The Democrat-led Assembly approved the legislation in March. The bill now goes to Democratic Gov. Andrew Cuomo, who supports the bill. Senate Democrats said some school districts could have stop arm cameras installed on buses by the time students return to classes in September.

Kennedy, chairman of the Senate Transportation Committee, said the problem of drivers passing stopped buses each school day in all of the state’s 700 school districts has been under enforced.

“The numbers are mind boggling. Studies have shown over, over and over that vehicles pass stopped school buses in the state of New York — each day — to the tune of 50,000 illegally,” Kennedy, noting that his three children ride a school bus every day, said on the Senate floor. “That number is absolutely unconscionable.”





















Passage of the bill came 19 days after an interior school bus video camera showed the driver grabbing a student’s jacket as he was about to exit the bus and step into the path of a car that was illegally passing on the right shoulder of a road in Chenango County.

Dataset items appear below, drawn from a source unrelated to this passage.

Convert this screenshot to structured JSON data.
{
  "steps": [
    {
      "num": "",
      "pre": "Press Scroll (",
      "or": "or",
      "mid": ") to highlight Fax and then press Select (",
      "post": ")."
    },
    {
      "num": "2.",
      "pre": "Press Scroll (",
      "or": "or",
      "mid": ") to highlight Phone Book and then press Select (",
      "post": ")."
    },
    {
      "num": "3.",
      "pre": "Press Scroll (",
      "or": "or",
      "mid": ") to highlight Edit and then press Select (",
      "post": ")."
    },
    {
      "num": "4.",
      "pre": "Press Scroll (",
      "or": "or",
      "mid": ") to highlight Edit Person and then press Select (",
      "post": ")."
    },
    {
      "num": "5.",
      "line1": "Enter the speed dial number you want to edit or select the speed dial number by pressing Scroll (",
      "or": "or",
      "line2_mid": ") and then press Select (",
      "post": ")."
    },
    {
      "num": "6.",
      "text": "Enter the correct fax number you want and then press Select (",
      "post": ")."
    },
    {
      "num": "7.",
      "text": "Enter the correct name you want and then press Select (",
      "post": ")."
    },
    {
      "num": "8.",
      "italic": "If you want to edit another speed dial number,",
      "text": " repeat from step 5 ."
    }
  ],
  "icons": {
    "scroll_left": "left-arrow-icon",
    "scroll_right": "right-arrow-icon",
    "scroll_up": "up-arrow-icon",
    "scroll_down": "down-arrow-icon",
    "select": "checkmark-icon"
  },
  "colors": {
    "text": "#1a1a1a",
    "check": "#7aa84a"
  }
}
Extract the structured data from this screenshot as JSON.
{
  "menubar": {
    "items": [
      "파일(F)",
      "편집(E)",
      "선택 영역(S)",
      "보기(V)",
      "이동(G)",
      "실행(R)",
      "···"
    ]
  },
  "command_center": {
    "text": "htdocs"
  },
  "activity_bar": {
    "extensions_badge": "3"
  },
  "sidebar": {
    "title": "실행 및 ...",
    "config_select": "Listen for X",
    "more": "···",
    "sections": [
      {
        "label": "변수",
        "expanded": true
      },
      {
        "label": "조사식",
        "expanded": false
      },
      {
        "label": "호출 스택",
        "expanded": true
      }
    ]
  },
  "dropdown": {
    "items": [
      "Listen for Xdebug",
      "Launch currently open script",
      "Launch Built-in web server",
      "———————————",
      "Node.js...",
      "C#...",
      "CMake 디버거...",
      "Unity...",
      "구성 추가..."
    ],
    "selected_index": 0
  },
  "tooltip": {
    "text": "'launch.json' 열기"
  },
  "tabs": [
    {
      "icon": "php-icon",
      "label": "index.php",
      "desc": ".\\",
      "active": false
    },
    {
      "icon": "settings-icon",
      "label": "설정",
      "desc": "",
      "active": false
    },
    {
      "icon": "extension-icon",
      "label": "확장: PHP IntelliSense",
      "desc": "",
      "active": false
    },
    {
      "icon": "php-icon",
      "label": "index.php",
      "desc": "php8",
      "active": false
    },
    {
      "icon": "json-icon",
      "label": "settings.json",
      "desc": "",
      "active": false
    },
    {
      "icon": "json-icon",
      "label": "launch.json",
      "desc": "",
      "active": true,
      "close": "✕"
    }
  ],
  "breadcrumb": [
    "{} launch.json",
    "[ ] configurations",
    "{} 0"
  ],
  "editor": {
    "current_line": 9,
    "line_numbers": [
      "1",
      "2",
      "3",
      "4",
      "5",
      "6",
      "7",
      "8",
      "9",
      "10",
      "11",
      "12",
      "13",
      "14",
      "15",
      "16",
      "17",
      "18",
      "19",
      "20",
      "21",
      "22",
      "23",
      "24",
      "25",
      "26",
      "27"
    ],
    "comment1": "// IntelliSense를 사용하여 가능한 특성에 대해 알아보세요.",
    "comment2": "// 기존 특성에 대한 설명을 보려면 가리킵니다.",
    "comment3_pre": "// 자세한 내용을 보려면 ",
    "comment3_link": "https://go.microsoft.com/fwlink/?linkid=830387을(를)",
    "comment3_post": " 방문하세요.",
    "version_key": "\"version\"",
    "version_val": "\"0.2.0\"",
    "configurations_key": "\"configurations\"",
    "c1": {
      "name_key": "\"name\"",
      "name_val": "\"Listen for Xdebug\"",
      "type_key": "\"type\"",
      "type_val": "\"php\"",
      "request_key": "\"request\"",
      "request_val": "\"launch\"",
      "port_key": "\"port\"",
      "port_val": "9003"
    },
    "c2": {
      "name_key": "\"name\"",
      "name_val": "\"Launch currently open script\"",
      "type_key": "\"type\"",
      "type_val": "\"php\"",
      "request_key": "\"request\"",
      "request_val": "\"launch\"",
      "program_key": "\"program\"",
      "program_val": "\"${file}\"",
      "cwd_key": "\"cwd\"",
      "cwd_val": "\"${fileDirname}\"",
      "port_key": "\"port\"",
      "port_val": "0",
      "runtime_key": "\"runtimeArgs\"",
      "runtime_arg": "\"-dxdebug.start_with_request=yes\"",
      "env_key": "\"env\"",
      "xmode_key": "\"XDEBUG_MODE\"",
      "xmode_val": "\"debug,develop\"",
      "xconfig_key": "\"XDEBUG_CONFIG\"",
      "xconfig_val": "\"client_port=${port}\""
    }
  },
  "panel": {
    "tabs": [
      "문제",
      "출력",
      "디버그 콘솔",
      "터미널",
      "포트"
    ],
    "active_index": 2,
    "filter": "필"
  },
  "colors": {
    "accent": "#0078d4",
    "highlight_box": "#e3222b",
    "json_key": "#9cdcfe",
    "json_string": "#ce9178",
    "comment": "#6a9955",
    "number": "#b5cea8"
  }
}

Another part of the approved safety package is a bill that would require all vehicle passengers to wear seat belts when riding in the back seat.

Sponsored by Sen. David Carlucci, D-Rockland County, the measure would allow police to issue a ticket to anyone 16 or older sitting in a back seat without wearing a seat belt. Current law requires seat belts for all front-seat passengers as well as all passengers younger than 16 in the back seat. The legislation was supported by the AAA and the Medical Society of the State of New York.

Other legislation passed as part of the nine-piece package included a bill requiring new drivers to learn about pedestrian and bicyclist safety as part of pre-licensing exams; a proposal to include school bus safety in drivers’ education courses, and a measure to require the operators of motor boats to complete a boating safety course if they were born on or after Jan. 1, 1993.